Pourquoi ce Tootsie parle à notre époque
Au‑delà du divertissement, Tootsie aborde des thèmes qui résonnent aujourd’hui : la visibilité professionnelle, la place des femmes — et la manière dont le genre influence l’accès aux rôles et aux responsabilités — ainsi que la performativité socialement exigée. En donnant la parole au déguisement, la pièce démontre que l’identité se construit parfois dans l’épreuve et la superposition des masques. Le public ressort touché, amusé, mais aussi invité à réfléchir sur la manière dont nous jugeons et distribuons les chances.
Ambiance, mise en scène et musique
La mise en scène de Massimo Romeo Piparo conjugue tempo comique et envolées musicales : lumières, costumes et chorégraphies participent à créer un univers à la fois glamour et un peu clinquant — exactement le décor nécessaire pour critiquer le brillant superficiel du spectacle.
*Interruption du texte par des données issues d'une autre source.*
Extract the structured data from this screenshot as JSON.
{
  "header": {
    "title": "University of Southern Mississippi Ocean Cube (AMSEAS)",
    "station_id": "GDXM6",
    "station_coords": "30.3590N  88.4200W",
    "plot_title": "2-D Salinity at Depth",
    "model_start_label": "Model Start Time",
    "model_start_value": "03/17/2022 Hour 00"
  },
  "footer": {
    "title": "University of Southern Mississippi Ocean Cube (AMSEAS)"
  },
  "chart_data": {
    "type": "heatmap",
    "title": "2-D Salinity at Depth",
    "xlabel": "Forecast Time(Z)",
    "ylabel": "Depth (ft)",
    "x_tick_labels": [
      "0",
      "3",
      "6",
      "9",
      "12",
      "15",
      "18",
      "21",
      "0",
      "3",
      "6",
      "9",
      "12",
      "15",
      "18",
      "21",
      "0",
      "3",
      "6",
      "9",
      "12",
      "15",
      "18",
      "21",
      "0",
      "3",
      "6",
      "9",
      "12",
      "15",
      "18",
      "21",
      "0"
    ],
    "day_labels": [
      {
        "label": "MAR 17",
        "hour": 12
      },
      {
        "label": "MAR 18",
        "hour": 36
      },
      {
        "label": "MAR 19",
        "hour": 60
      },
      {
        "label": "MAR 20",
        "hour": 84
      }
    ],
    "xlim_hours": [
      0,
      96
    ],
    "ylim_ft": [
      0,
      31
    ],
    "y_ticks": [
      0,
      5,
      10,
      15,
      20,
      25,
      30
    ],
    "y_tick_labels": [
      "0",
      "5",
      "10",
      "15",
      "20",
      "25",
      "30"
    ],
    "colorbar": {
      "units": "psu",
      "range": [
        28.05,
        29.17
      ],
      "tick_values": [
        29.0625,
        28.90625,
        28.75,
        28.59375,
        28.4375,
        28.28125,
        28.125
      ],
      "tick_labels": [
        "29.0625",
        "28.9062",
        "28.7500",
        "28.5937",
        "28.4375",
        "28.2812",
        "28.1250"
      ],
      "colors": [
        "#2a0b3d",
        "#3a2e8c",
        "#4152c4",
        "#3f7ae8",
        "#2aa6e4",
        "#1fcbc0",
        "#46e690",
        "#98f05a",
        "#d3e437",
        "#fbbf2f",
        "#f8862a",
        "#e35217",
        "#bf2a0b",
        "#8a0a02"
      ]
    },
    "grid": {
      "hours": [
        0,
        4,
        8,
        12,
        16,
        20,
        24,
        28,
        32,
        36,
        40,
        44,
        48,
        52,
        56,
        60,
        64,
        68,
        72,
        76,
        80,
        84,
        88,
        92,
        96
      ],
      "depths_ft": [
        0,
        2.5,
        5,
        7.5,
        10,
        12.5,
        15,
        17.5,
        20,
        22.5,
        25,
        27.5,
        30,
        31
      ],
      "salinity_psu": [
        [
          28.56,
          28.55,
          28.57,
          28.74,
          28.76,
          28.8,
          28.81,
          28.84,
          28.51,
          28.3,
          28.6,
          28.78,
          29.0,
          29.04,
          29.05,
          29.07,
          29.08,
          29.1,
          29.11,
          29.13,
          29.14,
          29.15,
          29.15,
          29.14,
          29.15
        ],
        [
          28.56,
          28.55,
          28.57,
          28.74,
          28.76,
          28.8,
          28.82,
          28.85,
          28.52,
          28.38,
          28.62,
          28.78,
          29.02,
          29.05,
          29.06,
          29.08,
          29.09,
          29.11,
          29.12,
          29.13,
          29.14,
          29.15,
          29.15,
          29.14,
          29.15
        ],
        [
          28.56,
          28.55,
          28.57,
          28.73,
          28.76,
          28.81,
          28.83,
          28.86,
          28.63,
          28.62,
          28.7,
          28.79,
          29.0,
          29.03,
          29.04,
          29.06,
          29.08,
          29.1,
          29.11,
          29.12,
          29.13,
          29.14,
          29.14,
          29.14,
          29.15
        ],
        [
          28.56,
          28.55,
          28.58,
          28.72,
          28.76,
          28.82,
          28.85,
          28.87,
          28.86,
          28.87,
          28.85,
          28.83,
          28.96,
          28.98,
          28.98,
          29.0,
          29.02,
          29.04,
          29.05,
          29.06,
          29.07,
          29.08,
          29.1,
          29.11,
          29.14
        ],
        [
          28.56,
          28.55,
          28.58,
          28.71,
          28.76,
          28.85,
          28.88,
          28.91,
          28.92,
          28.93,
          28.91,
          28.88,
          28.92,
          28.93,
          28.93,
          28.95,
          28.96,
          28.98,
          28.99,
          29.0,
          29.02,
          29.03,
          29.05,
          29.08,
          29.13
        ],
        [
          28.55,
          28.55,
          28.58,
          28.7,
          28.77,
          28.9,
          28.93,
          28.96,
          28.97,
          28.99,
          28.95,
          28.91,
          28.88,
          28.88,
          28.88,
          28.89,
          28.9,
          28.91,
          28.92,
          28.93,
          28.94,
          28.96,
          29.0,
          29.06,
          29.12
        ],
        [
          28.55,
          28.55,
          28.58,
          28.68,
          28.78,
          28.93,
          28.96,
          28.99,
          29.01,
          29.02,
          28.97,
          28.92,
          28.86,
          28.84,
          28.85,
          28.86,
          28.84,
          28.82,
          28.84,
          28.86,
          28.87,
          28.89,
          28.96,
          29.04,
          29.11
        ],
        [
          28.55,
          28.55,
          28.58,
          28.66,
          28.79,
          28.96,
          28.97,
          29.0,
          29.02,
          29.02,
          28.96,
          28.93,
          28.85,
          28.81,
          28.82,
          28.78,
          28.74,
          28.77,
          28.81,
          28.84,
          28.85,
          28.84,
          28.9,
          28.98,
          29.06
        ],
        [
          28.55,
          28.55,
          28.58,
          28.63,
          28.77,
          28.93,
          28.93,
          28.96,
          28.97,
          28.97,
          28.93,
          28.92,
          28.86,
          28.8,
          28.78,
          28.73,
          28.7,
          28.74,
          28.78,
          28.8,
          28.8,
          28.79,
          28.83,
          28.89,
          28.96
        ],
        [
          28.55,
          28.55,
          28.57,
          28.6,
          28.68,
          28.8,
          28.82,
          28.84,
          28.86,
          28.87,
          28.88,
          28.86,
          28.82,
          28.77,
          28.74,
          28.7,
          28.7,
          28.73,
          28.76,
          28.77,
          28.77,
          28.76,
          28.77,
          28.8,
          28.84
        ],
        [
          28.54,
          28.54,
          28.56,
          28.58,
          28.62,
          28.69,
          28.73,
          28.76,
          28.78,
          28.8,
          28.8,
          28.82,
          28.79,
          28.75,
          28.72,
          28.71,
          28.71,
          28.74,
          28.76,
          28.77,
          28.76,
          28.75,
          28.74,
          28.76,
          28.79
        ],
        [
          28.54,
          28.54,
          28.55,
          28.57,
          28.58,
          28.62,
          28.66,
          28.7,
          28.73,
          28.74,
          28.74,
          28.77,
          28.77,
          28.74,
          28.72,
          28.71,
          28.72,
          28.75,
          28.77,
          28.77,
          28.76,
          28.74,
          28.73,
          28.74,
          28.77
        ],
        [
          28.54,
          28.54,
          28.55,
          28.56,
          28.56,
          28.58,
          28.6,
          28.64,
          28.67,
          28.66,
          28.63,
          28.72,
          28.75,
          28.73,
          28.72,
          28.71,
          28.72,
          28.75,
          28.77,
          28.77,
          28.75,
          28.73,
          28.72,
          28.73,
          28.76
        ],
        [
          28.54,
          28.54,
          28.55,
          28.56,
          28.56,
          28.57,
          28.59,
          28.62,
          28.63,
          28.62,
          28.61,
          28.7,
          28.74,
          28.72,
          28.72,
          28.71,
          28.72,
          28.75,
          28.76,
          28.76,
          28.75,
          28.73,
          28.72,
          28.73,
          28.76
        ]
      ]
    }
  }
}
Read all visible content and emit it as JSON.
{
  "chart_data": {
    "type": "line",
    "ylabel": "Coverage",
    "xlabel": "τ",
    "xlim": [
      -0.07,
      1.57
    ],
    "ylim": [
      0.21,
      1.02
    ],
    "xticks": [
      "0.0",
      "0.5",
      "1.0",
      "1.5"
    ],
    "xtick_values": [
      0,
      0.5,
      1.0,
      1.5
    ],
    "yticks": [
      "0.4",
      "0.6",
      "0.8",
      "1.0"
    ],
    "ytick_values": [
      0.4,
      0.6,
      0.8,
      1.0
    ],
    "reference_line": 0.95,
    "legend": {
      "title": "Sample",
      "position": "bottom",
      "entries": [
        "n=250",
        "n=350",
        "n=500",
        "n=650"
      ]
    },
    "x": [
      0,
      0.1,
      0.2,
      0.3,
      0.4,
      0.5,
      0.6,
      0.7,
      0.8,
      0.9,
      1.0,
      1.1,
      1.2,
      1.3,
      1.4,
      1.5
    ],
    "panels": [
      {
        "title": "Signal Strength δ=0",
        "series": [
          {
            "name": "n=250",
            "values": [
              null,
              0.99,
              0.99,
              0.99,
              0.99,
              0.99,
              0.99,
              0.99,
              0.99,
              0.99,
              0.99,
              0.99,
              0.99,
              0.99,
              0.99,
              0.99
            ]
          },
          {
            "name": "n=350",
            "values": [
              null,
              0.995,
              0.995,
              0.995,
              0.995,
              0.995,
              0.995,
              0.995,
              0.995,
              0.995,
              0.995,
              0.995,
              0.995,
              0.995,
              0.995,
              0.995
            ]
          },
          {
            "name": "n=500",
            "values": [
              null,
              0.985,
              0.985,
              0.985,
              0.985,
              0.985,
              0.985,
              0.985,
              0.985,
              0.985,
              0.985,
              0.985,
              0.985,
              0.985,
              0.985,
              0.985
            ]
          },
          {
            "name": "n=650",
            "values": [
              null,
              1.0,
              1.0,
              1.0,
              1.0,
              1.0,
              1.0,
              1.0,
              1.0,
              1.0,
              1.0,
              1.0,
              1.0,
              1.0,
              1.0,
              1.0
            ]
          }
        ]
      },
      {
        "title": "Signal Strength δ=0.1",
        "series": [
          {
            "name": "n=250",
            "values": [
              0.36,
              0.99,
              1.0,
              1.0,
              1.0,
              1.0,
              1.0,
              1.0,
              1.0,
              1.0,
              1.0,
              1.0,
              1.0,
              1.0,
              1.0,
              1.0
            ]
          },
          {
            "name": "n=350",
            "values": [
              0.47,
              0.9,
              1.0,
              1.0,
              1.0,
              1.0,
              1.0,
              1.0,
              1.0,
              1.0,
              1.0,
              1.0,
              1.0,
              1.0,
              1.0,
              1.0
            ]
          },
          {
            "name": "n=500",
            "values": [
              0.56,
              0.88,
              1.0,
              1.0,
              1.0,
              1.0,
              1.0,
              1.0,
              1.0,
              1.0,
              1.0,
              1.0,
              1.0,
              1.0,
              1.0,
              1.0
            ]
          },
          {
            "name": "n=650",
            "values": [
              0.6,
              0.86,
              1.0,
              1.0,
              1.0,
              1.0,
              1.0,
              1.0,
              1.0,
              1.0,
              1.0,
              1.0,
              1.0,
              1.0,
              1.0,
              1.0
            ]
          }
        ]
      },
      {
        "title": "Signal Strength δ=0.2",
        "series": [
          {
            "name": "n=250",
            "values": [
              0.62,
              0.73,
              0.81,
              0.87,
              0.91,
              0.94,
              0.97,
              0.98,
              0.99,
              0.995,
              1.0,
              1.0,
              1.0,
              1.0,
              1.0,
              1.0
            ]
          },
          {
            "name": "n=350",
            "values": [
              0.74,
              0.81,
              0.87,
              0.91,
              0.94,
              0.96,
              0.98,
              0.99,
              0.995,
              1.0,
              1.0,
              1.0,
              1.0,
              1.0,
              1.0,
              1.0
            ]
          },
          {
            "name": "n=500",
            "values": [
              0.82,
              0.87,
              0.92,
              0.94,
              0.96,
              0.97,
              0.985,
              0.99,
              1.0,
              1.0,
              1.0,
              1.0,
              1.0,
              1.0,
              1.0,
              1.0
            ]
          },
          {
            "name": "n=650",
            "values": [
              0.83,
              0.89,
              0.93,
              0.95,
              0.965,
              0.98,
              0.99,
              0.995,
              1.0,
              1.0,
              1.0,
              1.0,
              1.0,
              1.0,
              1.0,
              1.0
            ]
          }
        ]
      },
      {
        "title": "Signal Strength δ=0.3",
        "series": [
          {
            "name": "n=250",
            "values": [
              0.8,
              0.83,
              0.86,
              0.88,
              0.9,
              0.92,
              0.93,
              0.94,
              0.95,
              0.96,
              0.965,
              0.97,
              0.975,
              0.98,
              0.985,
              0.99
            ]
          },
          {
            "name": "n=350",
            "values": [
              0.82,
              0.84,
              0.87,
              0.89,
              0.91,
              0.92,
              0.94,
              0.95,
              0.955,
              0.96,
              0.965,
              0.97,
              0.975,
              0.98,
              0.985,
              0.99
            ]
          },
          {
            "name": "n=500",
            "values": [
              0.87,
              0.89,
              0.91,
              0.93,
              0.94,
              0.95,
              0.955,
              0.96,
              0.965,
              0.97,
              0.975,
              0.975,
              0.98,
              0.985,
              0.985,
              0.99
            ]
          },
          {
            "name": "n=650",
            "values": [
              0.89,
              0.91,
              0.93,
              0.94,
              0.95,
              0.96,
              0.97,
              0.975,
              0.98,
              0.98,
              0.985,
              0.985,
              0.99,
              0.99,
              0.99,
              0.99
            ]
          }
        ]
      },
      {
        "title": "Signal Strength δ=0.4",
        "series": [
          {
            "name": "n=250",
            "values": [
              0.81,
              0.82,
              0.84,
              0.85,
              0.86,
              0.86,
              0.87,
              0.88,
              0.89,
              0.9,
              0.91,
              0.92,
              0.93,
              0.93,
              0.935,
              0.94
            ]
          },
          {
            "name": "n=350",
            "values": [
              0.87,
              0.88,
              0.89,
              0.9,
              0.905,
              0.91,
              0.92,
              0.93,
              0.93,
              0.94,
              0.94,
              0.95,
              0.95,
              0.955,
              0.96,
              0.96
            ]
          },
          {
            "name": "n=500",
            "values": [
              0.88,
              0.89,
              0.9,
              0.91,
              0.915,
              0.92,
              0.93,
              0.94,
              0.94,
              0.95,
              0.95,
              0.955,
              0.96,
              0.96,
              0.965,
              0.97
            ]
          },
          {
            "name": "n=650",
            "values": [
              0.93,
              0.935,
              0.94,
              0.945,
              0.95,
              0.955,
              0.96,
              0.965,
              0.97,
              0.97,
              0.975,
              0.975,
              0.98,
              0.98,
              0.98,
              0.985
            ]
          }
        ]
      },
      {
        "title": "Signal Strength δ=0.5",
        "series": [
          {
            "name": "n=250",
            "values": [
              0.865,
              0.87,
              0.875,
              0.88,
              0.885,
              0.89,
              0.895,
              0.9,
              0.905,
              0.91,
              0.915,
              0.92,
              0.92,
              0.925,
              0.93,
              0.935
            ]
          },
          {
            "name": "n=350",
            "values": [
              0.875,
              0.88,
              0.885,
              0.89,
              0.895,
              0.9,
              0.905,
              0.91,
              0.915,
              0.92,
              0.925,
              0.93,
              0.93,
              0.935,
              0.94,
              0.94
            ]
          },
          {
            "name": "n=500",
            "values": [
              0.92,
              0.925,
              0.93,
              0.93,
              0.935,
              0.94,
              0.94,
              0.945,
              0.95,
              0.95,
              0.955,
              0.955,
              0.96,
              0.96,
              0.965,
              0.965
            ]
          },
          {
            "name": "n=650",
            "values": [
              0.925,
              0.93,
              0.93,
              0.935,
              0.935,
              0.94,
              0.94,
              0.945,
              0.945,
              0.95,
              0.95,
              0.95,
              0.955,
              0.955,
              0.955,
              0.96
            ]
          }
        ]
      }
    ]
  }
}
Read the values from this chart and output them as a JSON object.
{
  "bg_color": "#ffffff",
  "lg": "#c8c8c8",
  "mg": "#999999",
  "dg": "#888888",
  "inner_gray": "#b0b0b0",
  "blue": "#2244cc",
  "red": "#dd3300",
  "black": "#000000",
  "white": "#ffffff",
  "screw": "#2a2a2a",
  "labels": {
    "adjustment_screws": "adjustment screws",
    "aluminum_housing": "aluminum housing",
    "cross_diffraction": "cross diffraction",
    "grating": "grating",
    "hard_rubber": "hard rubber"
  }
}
Les numéros musicaux sont pensés pour servir le récit, sans jamais alourdir le tempo. L’ensemble respire la générosité et l’envie de divertir.
À qui s’adresse ce Tootsie ?
Le spectacle s’adresse à un large public : les amateurs de comédie qui aiment les ressorts classiques, ceux qui apprécient les comédies musicales bien structurées, et aussi les spectateurs curieux de réflexions sociales placées sous le vernis du divertissement. C’est également une pièce idéale pour un soir entre amies ou en famille, car son humour est accessible sans être vulgaire, et sa profondeur dissimulée se révèle à ceux qui veulent creuser.
Quelques raisons d’aller voir Tootsie au Teatro Sistina
Tootsie revient à Rome pour une courte résidence avant de partir en tournée nationale, et c’est l’occasion de redécouvrir un récit qui joue avec les identités et les stéréotypes dans une mise en scène moderne et jubilatoire. Le spectacle promet de belles émotions, des rires francs et une réflexion salutaire sur la façon dont se construit la reconnaissance artistique.